🤖 AI Summary
This work addresses the challenge of balancing accuracy and efficiency in visual localization on resource-constrained devices by proposing an asymmetric distillation framework. In this framework, a large teacher model processes database images offline, while a compact student model handles query images online. The approach innovatively integrates geometry-driven matching objectives with joint detection-and-description distillation, complemented by a parameter-free, non-learnable nearest-neighbor matching mechanism to enable efficient and accurate feature alignment. Evaluated on standard benchmarks—including HPatches, ScanNet, IMC2022, and Aachen—the method achieves 95% of the teacher model’s localization accuracy while reducing model size by an order of magnitude, significantly outperforming existing lightweight alternatives.
📝 Abstract
Precise and real-time visual localization is critical for applications like AR/VR and robotics, especially on resource-constrained edge devices such as smart glasses, where battery life and heat dissipation can be a primary concerns.
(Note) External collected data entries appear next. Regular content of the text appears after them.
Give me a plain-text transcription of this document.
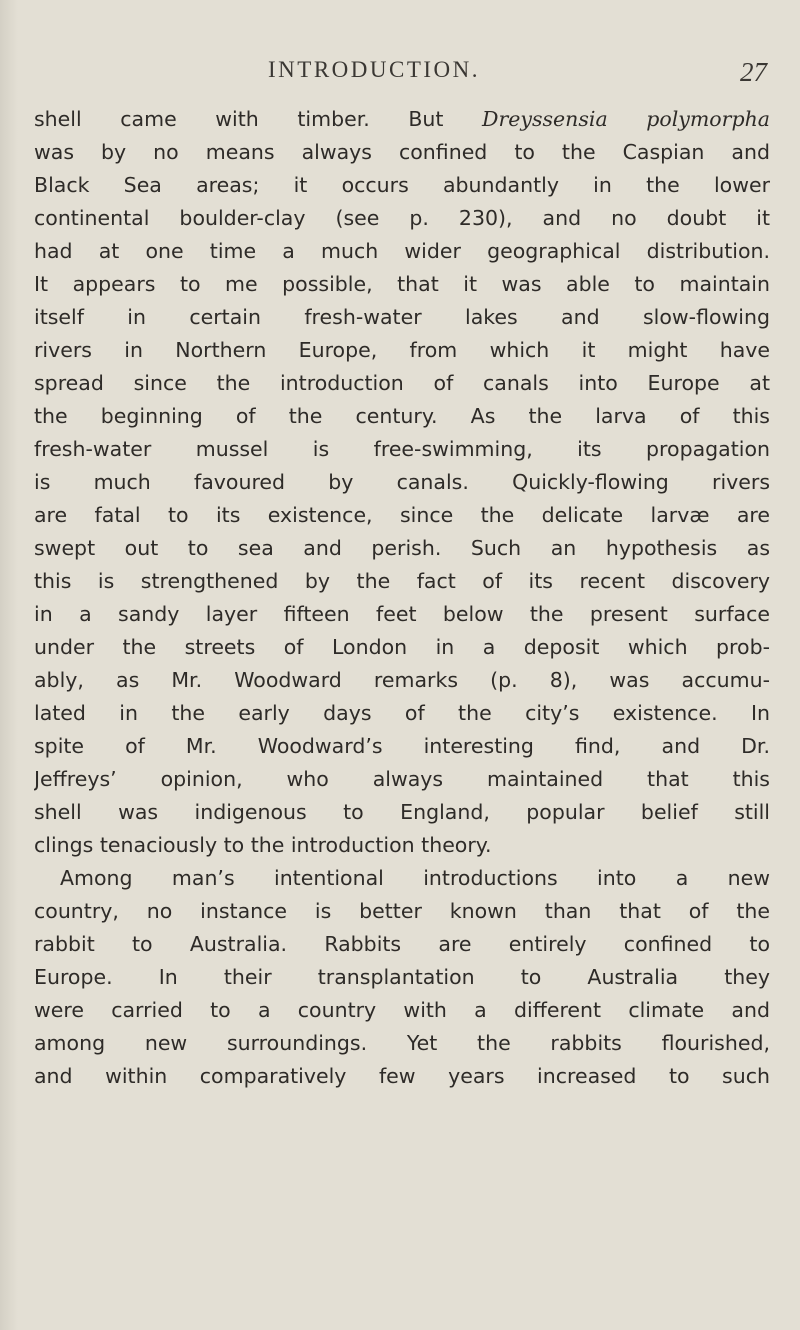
INTRODUCTION.	27
shell came with timber. But Dreyssensia polymorpha
was by no means always confined to the Caspian and
Black Sea areas; it occurs abundantly in the lower
continental boulder-clay (see p. 230), and no doubt it
had at one time a much wider geographical distribution.
It appears to me possible, that it was able to maintain
itself in certain fresh-water lakes and slow-flowing
rivers in Northern Europe, from which it might have
spread since the introduction of canals into Europe at
the beginning of the century. As the larva of this
fresh-water mussel is free-swimming, its propagation
is much favoured by canals. Quickly-flowing rivers
are fatal to its existence, since the delicate larvæ are
swept out to sea and perish. Such an hypothesis as
this is strengthened by the fact of its recent discovery
in a sandy layer fifteen feet below the present surface
under the streets of London in a deposit which prob-
ably, as Mr. Woodward remarks (p. 8), was accumu-
lated in the early days of the city’s existence. In
spite of Mr. Woodward’s interesting find, and Dr.
Jeffreys’ opinion, who always maintained that this
shell was indigenous to England, popular belief still
clings tenaciously to the introduction theory.
Among man’s intentional introductions into a new
country, no instance is better known than that of the
rabbit to Australia. Rabbits are entirely confined to
Europe. In their transplantation to Australia they
were carried to a country with a different climate and
among new surroundings. Yet the rabbits flourished,
and within comparatively few years increased to such
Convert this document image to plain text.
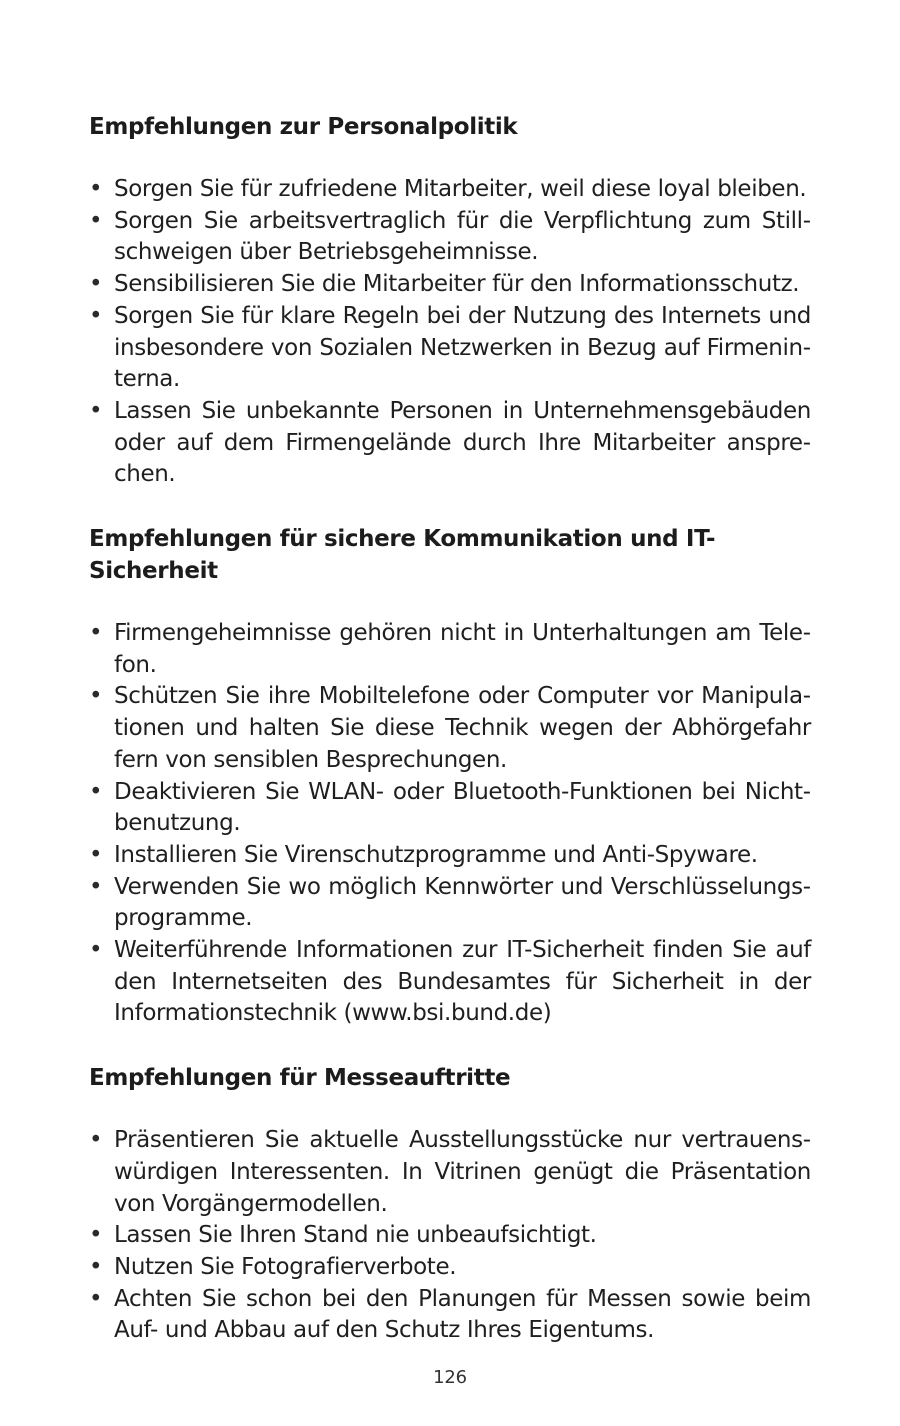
Empfehlungen zur Personalpolitik
• Sorgen Sie für zufriedene Mitarbeiter, weil diese loyal bleiben.
• Sorgen Sie arbeitsvertraglich für die Verpflichtung zum Stillschweigen über Betriebsgeheimnisse.
• Sensibilisieren Sie die Mitarbeiter für den Informationsschutz.
• Sorgen Sie für klare Regeln bei der Nutzung des Internets und insbesondere von Sozialen Netzwerken in Bezug auf Firmeninterna.
• Lassen Sie unbekannte Personen in Unternehmensgebäuden oder auf dem Firmengelände durch Ihre Mitarbeiter ansprechen.
Empfehlungen für sichere Kommunikation und IT-Sicherheit
• Firmengeheimnisse gehören nicht in Unterhaltungen am Telefon.
• Schützen Sie ihre Mobiltelefone oder Computer vor Manipulationen und halten Sie diese Technik wegen der Abhörgefahr fern von sensiblen Besprechungen.
• Deaktivieren Sie WLAN- oder Bluetooth-Funktionen bei Nichtbenutzung.
• Installieren Sie Virenschutzprogramme und Anti-Spyware.
• Verwenden Sie wo möglich Kennwörter und Verschlüsselungsprogramme.
• Weiterführende Informationen zur IT-Sicherheit finden Sie auf den Internetseiten des Bundesamtes für Sicherheit in der Informationstechnik (www.bsi.bund.de)
Empfehlungen für Messeauftritte
• Präsentieren Sie aktuelle Ausstellungsstücke nur vertrauenswürdigen Interessenten. In Vitrinen genügt die Präsentation von Vorgängermodellen.
• Lassen Sie Ihren Stand nie unbeaufsichtigt.
• Nutzen Sie Fotografierverbote.
• Achten Sie schon bei den Planungen für Messen sowie beim Auf- und Abbau auf den Schutz Ihres Eigentums.
126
While many efficient models exist, further reducing compute without sacrificing accuracy is essential for practical deployment. To address this, we propose asymmetric visual localization: a large Teacher model processes pre-mapped database images offline, while a lightweight Student model processes the query image online. This creates a challenge in matching features from two different models without resorting to heavy, learned matchers. We introduce AsymLoc, a novel distillation framework that aligns a Student to its Teacher through a combination of a geometry-driven matching objective and a joint detector-descriptor distillation objective, enabling fast, parameter-less nearest-neighbor matching. Extensive experiments on HPatches, ScanNet, IMC2022, and Aachen show that AsymLoc achieves up to 95% of the teacher's localization accuracy using an order of magnitude smaller models, significantly outperforming existing baselines and establishing a new state-of-the-art efficiency-accuracy trade-off.